“That other thing in the bow is a anchor. You don’t use that unless you want to stay hitched somewhere. Understand?”
“He must think we are very poor sailors,” said Jessie.
“I feel like making a face at him—as Henrietta does,” declared Amy. “I never saw such a cantankerous old man.”
Nell braced her feet and set to work. She was an athletic girl and she loved exercise of all kind. But rowing, she admitted, was more to her taste than sweeping and scrubbing.
Amy steered. At least, she lounged in the stern with the lines across her lap. Jessie had taken her place in the bow, to balance the boat. They moved out from shore at a fine pace, and even Amy soon forgot the grouchy old fisherman.
There were not many boats on the bay that afternoon—not small boats, at least.

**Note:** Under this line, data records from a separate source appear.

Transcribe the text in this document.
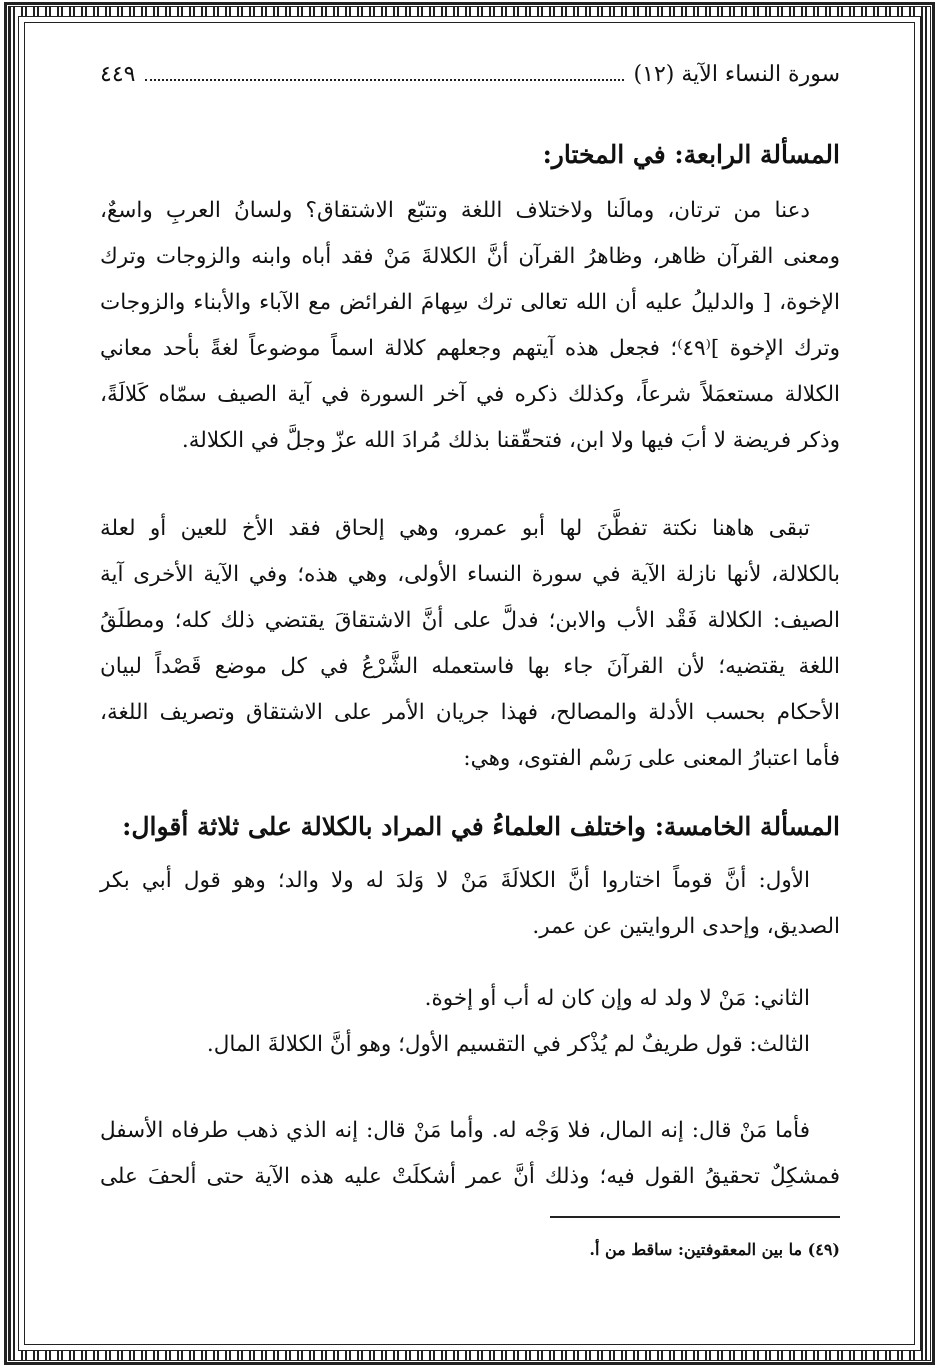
سورة النساء الآية (١٢)
٤٤٩
المسألة الرابعة: في المختار:
دعنا من ترتان، ومالَنا ولاختلاف اللغة وتتبّع الاشتقاق؟ ولسانُ العربِ واسعٌ،
ومعنى القرآن ظاهر، وظاهرُ القرآن أنَّ الكلالةَ مَنْ فقد أباه وابنه والزوجات وترك
الإخوة، [ والدليلُ عليه أن الله تعالى ترك سِهامَ الفرائض مع الآباء والأبناء والزوجات
وترك الإخوة ]⁽٤٩⁾؛ فجعل هذه آيتهم وجعلهم كلالة اسماً موضوعاً لغةً بأحد معاني
الكلالة مستعمَلاً شرعاً، وكذلك ذكره في آخر السورة في آية الصيف سمّاه كَلالَةً،
وذكر فريضة لا أبَ فيها ولا ابن، فتحقّقنا بذلك مُرادَ الله عزّ وجلَّ في الكلالة.
تبقى هاهنا نكتة تفطَّنَ لها أبو عمرو، وهي إلحاق فقد الأخ للعين أو لعلة
بالكلالة، لأنها نازلة الآية في سورة النساء الأولى، وهي هذه؛ وفي الآية الأخرى آية
الصيف: الكلالة فَقْد الأب والابن؛ فدلَّ على أنَّ الاشتقاقَ يقتضي ذلك كله؛ ومطلَقُ
اللغة يقتضيه؛ لأن القرآنَ جاء بها فاستعمله الشَّرْعُ في كل موضع قَصْداً لبيان
الأحكام بحسب الأدلة والمصالح، فهذا جريان الأمر على الاشتقاق وتصريف اللغة،
فأما اعتبارُ المعنى على رَسْم الفتوى، وهي:
المسألة الخامسة: واختلف العلماءُ في المراد بالكلالة على ثلاثة أقوال:
الأول: أنَّ قوماً اختاروا أنَّ الكلالَةَ مَنْ لا وَلدَ له ولا والد؛ وهو قول أبي بكر
الصديق، وإحدى الروايتين عن عمر.
الثاني: مَنْ لا ولد له وإن كان له أب أو إخوة.
الثالث: قول طريفٌ لم يُذْكر في التقسيم الأول؛ وهو أنَّ الكلالةَ المال.
فأما مَنْ قال: إنه المال، فلا وَجْه له. وأما مَنْ قال: إنه الذي ذهب طرفاه الأسفل
فمشكِلٌ تحقيقُ القول فيه؛ وذلك أنَّ عمر أشكلَتْ عليه هذه الآية حتى ألحفَ على
(٤٩) ما بين المعقوفتين: ساقط من أ.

The steamer that plied between the port and the hotel landing at the north of the island at regular hours passed in the distance. A catboat swooped near the girls after a time, and a flaxen-haired boy in it—a boy of about Darry Drew’s age—shouted something to them.
“I suppose it is something saucy,” declared Amy. “But I didn’t hear what he said and sha’n’t reply. I don’t feel just like fighting with strange boys to-day.”
Jessie was the first to see the voluminous clouds rising from the horizon; but she thought little of them. The descending sun began to wallow in them, and first the girls were in a patch of shadow, and then in the sunlight.
“Don’t you want me to row some, Nell?” Jessie asked.
“I’m doing fine,” declared the clergyman’s daughter. “But—but I guess I am getting a blister. These old oars are heavy.”